Conditional and control keywords (like if, switch, and return) are lowercase and colored dark blue (by default). And I would rather not have the disagreement in use and format.
Consider:
String someString;
string anotherString;
string and String are identical in all ways (except the uppercase "S"). There are no performance implications either way.
Lowercase string is preferred in most projects due to the syntax highlighting
This YouTube video demonstrates practically how they differ.
But now for a long textual answer.
When we talk about .NET there are two different things one there is .NET framework and the other there are languages (C#, VB.NET etc) which use that framework.
"System.String" a.k.a "String" (capital "S") is a .NET framework data type while "string" is a C# data type.
In short "String" is an alias (the same thing called with different names) of "string". So technically both the below code statements will give the same output.
String s = "I am String";
or
string s = "I am String";
In the same way, there are aliases for other C# data types as shown below:
object: System.Object, string: System.String, bool: System.Boolean, byte: System.Byte, sbyte: System.SByte, short: System.Int16 and so on.
Now the million-dollar question from programmer's point of view: So when to use "String" and "string"?

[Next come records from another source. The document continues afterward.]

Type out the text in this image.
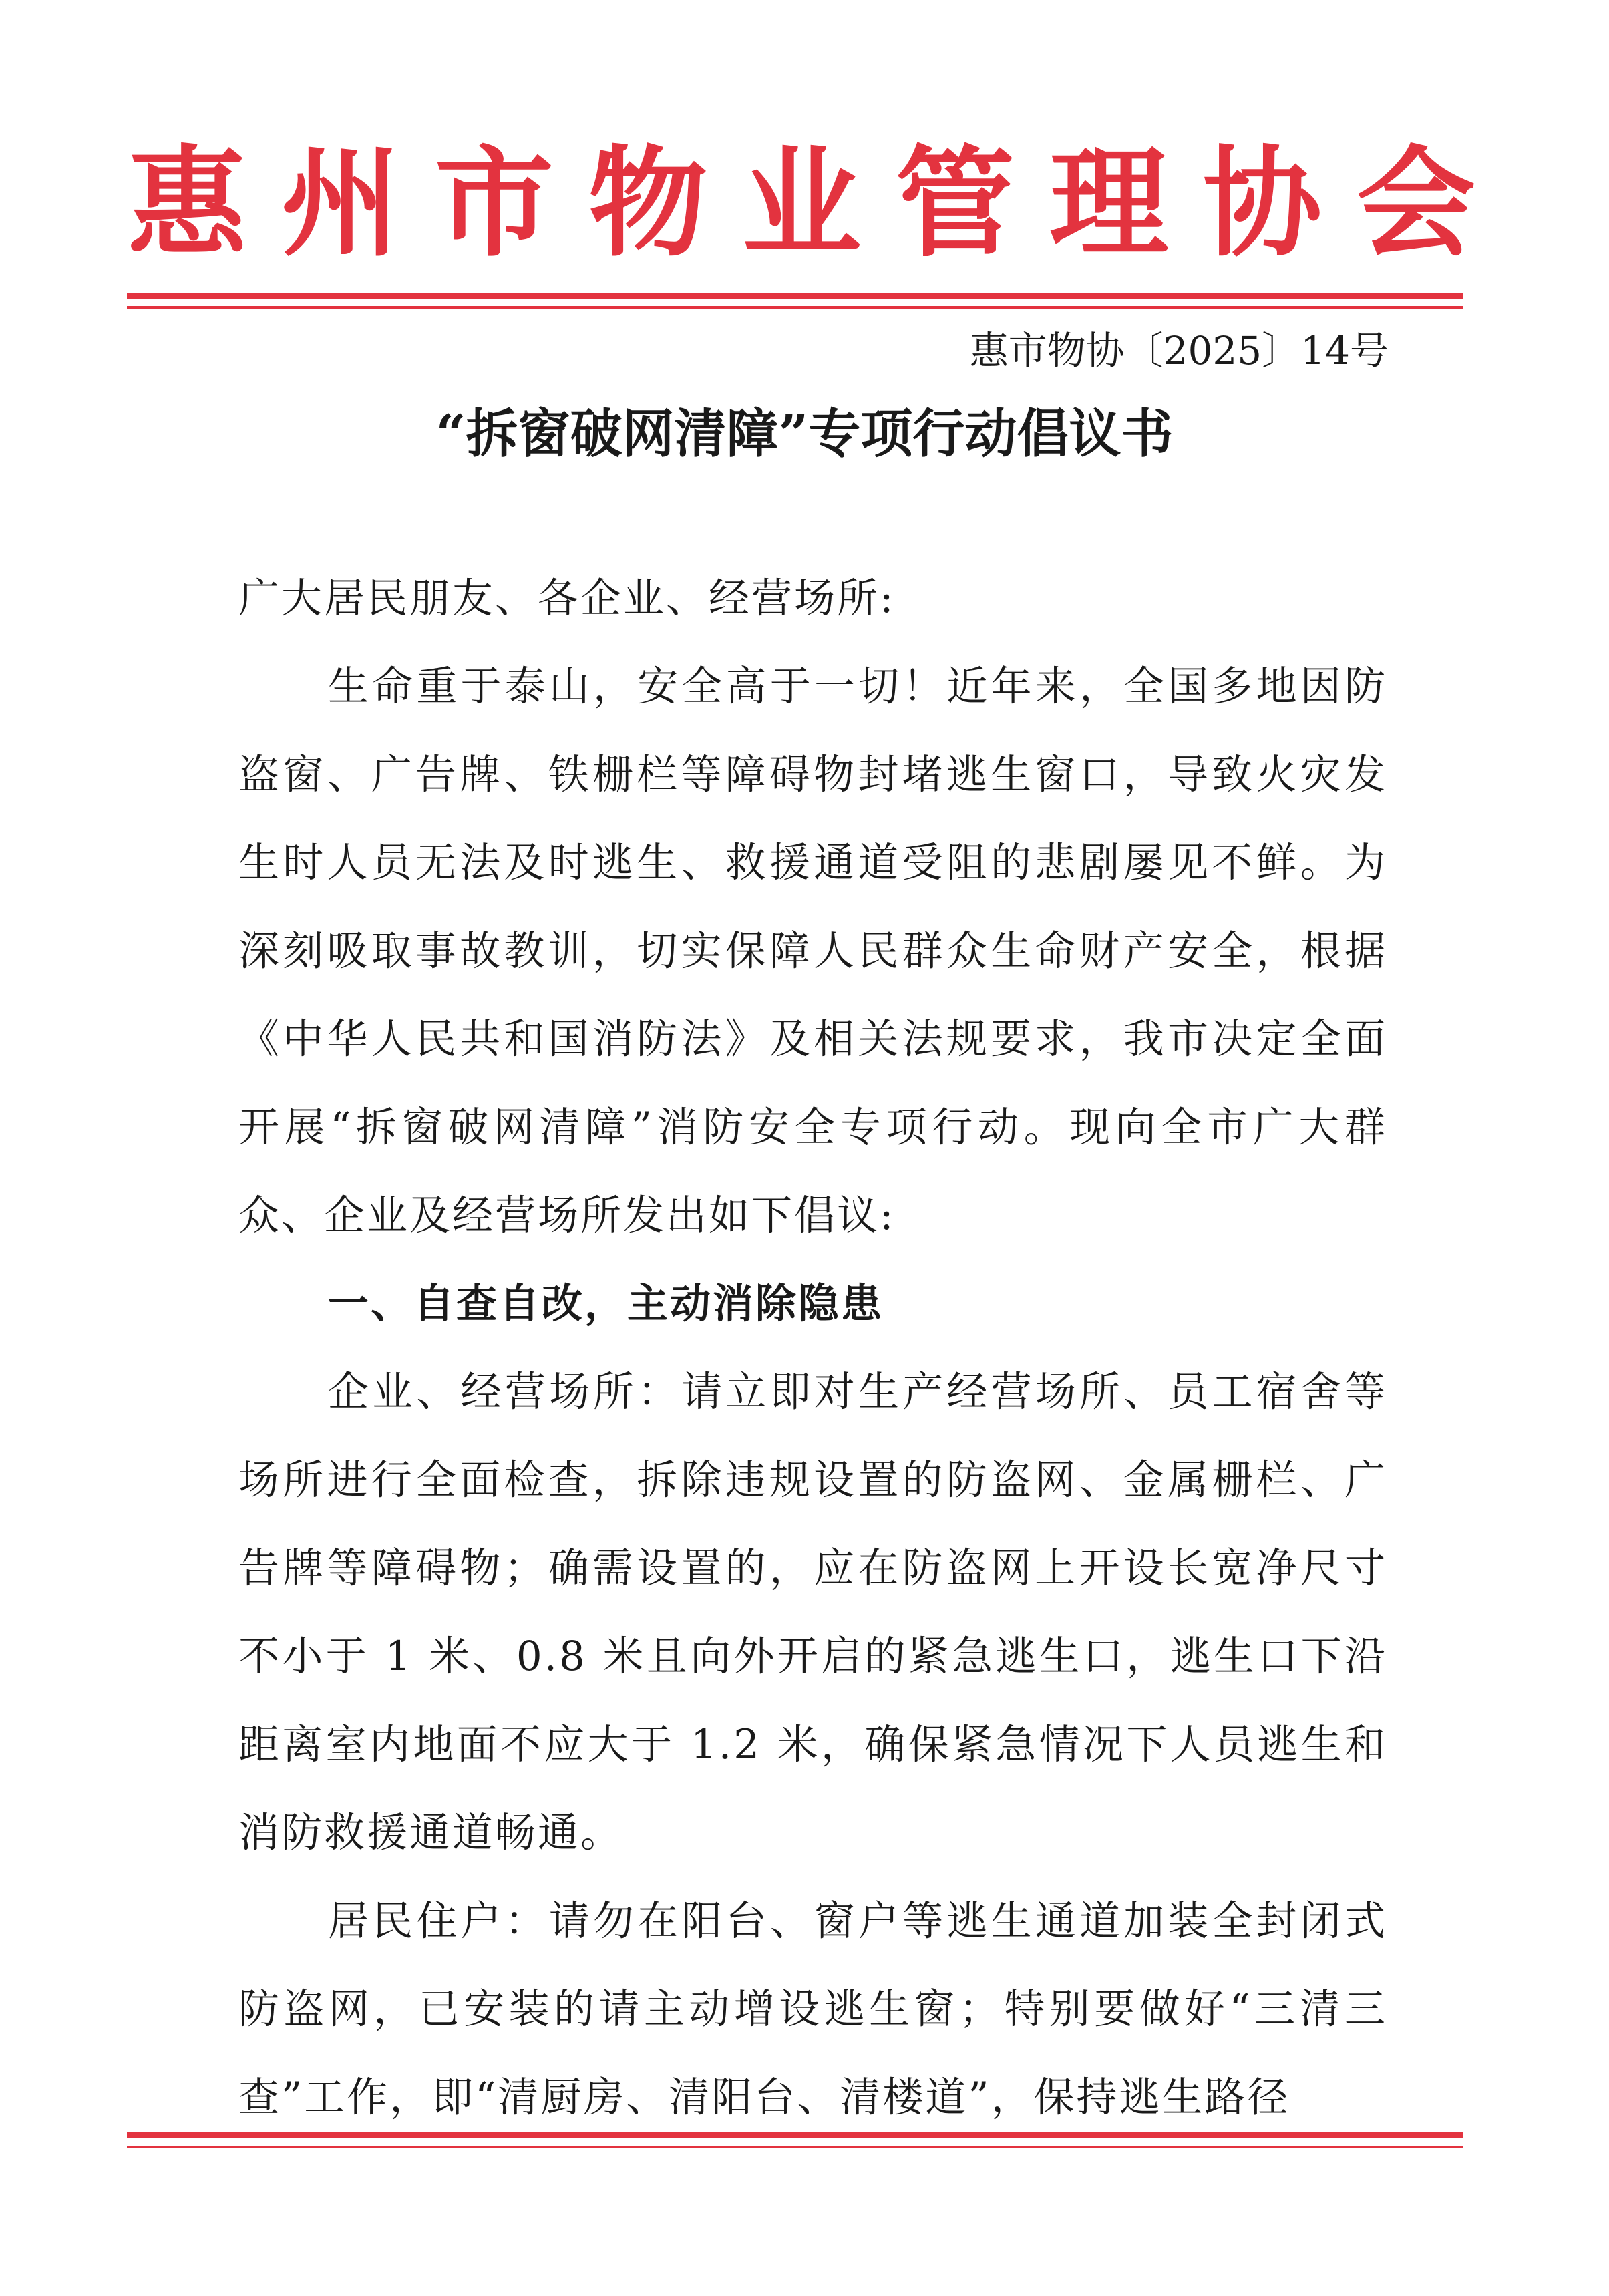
惠 州 市 物 业 管 理 协 会
惠市物协〔2025〕14号
“拆窗破网清障”专项行动倡议书

广大居民朋友、各企业、经营场所:

生命重于泰山，安全高于一切！近年来，全国多地因防盗窗、广告牌、铁栅栏等障碍物封堵逃生窗口，导致火灾发生时人员无法及时逃生、救援通道受阻的悲剧屡见不鲜。为深刻吸取事故教训，切实保障人民群众生命财产安全，根据《中华人民共和国消防法》及相关法规要求，我市决定全面开展“拆窗破网清障”消防安全专项行动。现向全市广大群众、企业及经营场所发出如下倡议:

一、自查自改，主动消除隐患

企业、经营场所：请立即对生产经营场所、员工宿舍等场所进行全面检查，拆除违规设置的防盗网、金属栅栏、广告牌等障碍物；确需设置的，应在防盗网上开设长宽净尺寸不小于 1 米、0.8 米且向外开启的紧急逃生口，逃生口下沿距离室内地面不应大于 1.2 米，确保紧急情况下人员逃生和消防救援通道畅通。

居民住户：请勿在阳台、窗户等逃生通道加装全封闭式防盗网，已安装的请主动增设逃生窗；特别要做好“三清三查”工作，即“清厨房、清阳台、清楼道”，保持逃生路径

The first thing to avoid confusion use one of them consistently. But from best practices perspective when you do variable declaration it's good to use "string" (small "s") and when you are using it as a class name then "String" (capital "S") is preferred.
In the below code the left-hand side is a variable declaration and it is declared using "string". On the right-hand side, we are calling a method so "String" is more sensible.
string s = String.ToUpper() ;
C# is a language which is used together with the CLR.
string is a type in C#.
System.String is a type in the CLR.
When you use C# together with the CLR string will be mapped to System.String.
Theoretically, you could implement a C#-compiler that generated Java bytecode. A sensible implementation of this compiler would probably map string to java.lang.String in order to interoperate with the Java runtime library.
Lower case string is an alias for System.String.
They are the same in C#.
There's a debate over whether you should use the System types (System.Int32, System.String, etc.) types or the C# aliases (int, string, etc). I personally believe you should use the C# aliases, but that's just my personal preference.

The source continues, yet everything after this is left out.